Keywords: Cognitive decline, Alzheimer’s disease, large language model, clinical notes, electric health records, explainable AI

1. Introduction

Alzheimers disease (AD) is the most common form of dementia and ranks among the top 10 leading causes of death in the United States [1, 2]. It is projected that by 2060, nearly 14 million people will be affected by Alzheimer’s disease and related dementias (ADRD) [3, 4]. AD is a neurodegenerative disorder characterized by a gradual decline in memory and other cognitive functions. The disease typically progresses through three stages: preclinical, mild cognitive impairment (MCI), and dementia [5, 6]. Early detection of AD is crucial as it can significantly slow the progression of dementia symptoms, thereby improving the quality of life for patients and their caregivers [7, 8].

In recent decades, various methods utilizing different data modalities, such as MRI, PET scans, cerebrospinal fluid (CSF) analysis, and genetic testing, have been developed for detecting cognitive decline [9, 10, 11, 12]. However, these methods are often invasive, expensive, and resource-intensive, which can limit their feasibility for large-scale screening. In contrast, Electronic Health Records (EHRs) offer several advantages for cognitive decline detection [13, 14]. EHRs are non-invasive, cost-effective, and readily accessible, making them a more practical option for widespread screening compared to high-cost imaging and laboratory-based tests. Additionally, EHRs contain extensive unstructured clinical notes that can capture subtle cognitive symptoms that may be overlooked by other methods, enabling earlier detection and intervention. Thus we focus on using the unstructured EHR data, i.e., clinical notes for our study.
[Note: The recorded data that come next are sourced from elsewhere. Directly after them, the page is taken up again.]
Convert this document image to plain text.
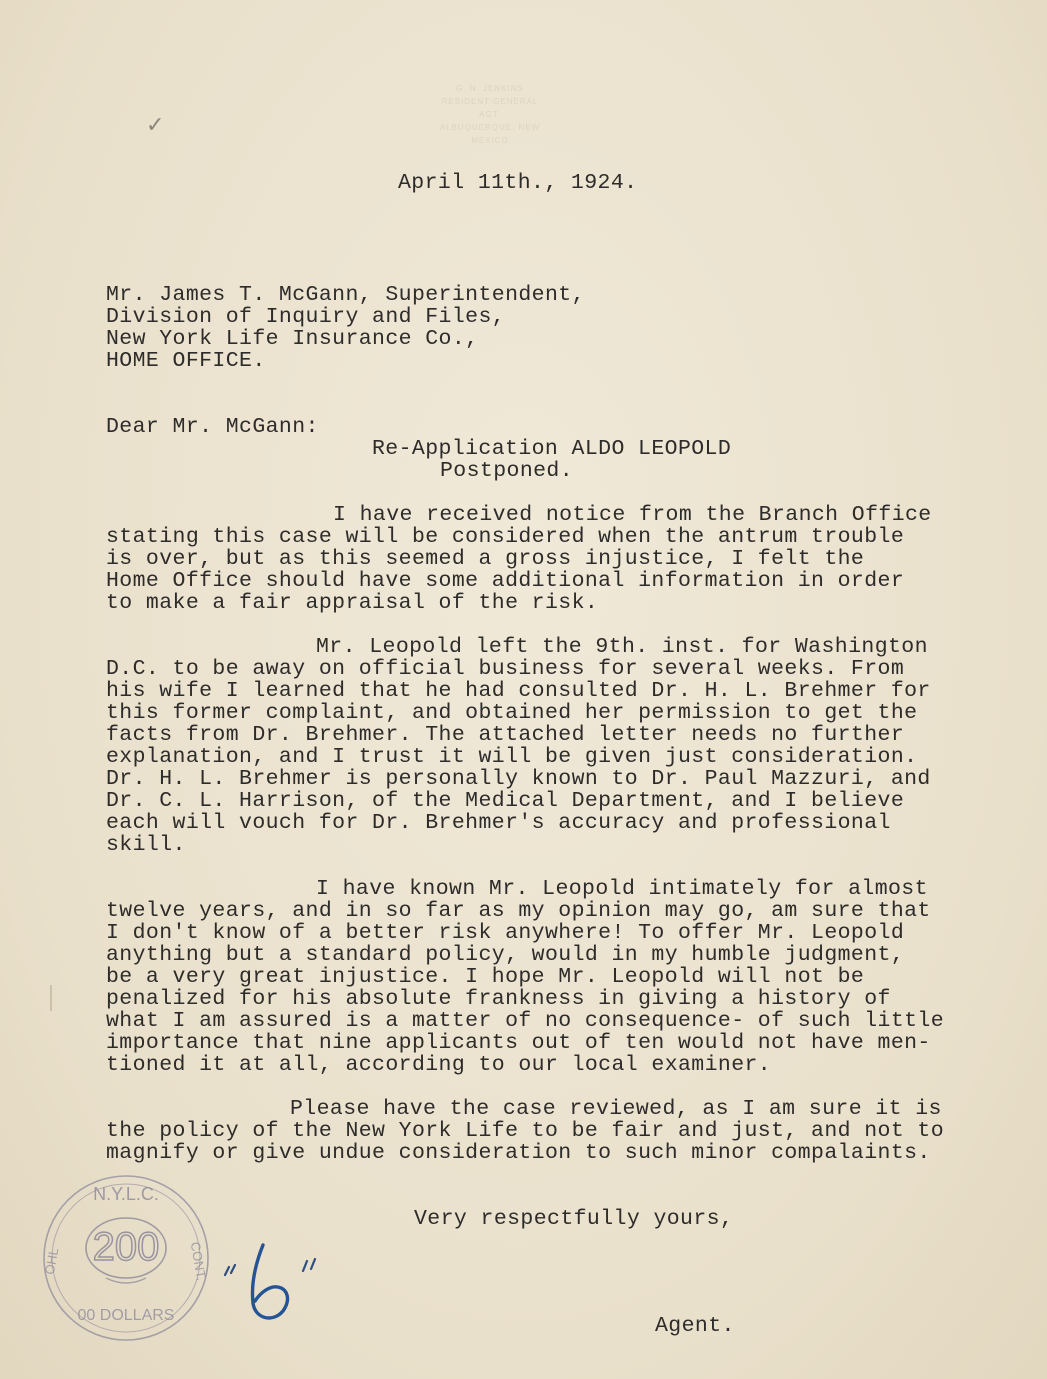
G. N. JENKINS
RESIDENT GENERAL AGT.
ALBUQUERQUE, NEW MEXICO
✓
April 11th., 1924.
Mr. James T. McGann, Superintendent,
Division of Inquiry and Files,
New York Life Insurance Co.,
HOME OFFICE.
Dear Mr. McGann:
Re-Application ALDO LEOPOLD
Postponed.
I have received notice from the Branch Office
stating this case will be considered when the antrum trouble
is over, but as this seemed a gross injustice, I felt the
Home Office should have some additional information in order
to make a fair appraisal of the risk.
Mr. Leopold left the 9th. inst. for Washington
D.C. to be away on official business for several weeks. From
his wife I learned that he had consulted Dr. H. L. Brehmer for
this former complaint, and obtained her permission to get the
facts from Dr. Brehmer. The attached letter needs no further
explanation, and I trust it will be given just consideration.
Dr. H. L. Brehmer is personally known to Dr. Paul Mazzuri, and
Dr. C. L. Harrison, of the Medical Department, and I believe
each will vouch for Dr. Brehmer's accuracy and professional
skill.
I have known Mr. Leopold intimately for almost
twelve years, and in so far as my opinion may go, am sure that
I don't know of a better risk anywhere! To offer Mr. Leopold
anything but a standard policy, would in my humble judgment,
be a very great injustice. I hope Mr. Leopold will not be
penalized for his absolute frankness in giving a history of
what I am assured is a matter of no consequence- of such little
importance that nine applicants out of ten would not have men-
tioned it at all, according to our local examiner.
Please have the case reviewed, as I am sure it is
the policy of the New York Life to be fair and just, and not to
magnify or give undue consideration to such minor compalaints.
Very respectfully yours,
Agent.
N.Y.L.C.
OHL	CONT.
200
00 DOLLARS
Natural Language Processing (NLP) has emerged as a powerful tool for extracting meaningful insights from unstructured data in EHRs, particularly from clinical notes [15, 16]. NLP facilitates the automatic analysis of large volumes of text, enabling the identification of patterns, relationships, and trends that are often difficult to detect manually [17, 18]. In recent years, transformer-based models like BERT [19] and its domain-specific variants such as ClinicalBERT [20], BioBERT [21] and MedBERT [22], has significantly enhanced the ability to extract relevant information for clinical decision-making [23, 24, 25]. Some prior studies have applied these techniques for AD or MCI-to-AD conversion prediction [26, 27, 28]. However, these models have several limitations in clinical applications. They are not trained on large-scale unstructured clinical notes, leading to an incomplete understanding of specialized medical terminology. Additionally, even with fine-tuning on small medical datasets, they lack the depth of clinical knowledge needed for complex healthcare tasks. These limitations highlight the need for more advanced clinical language models in our study.

To overcome these challenges, recent developments in large language models (LLMs) have achieved great breakthrough [29, 30, 31], and also introduced more sophisticated architectures tailored for the medical domain [32, 33, 34]. In a previous study in our group, we have already tried general-domain large language models (e.g., GPT and Llama) [35]. Despite this potential, there have been relatively few studies leveraging large clinical language models specifically designed for the early detection of cognitive decline in the preclinical stage of Alzheimer’s disease (AD) using clinical notes. Thus this work focuses on pre-trained models on medical records. Recently, models like GatorTron [36] and NYUTron [37] represent a significant leap forward, addressing the limitations of the above-mentioned models. These LLMs are trained on vastly larger and more diverse clinical datasets, encompassing a broad range of medical and general knowledge, which enhances their ability to handle biomedical related tasks. Our study aims to address this gap by demonstrating the potential of large clinical language models for efficient screening of AD at its earliest stages. This approach opens the door to more scalable and effective screening tools for brain health.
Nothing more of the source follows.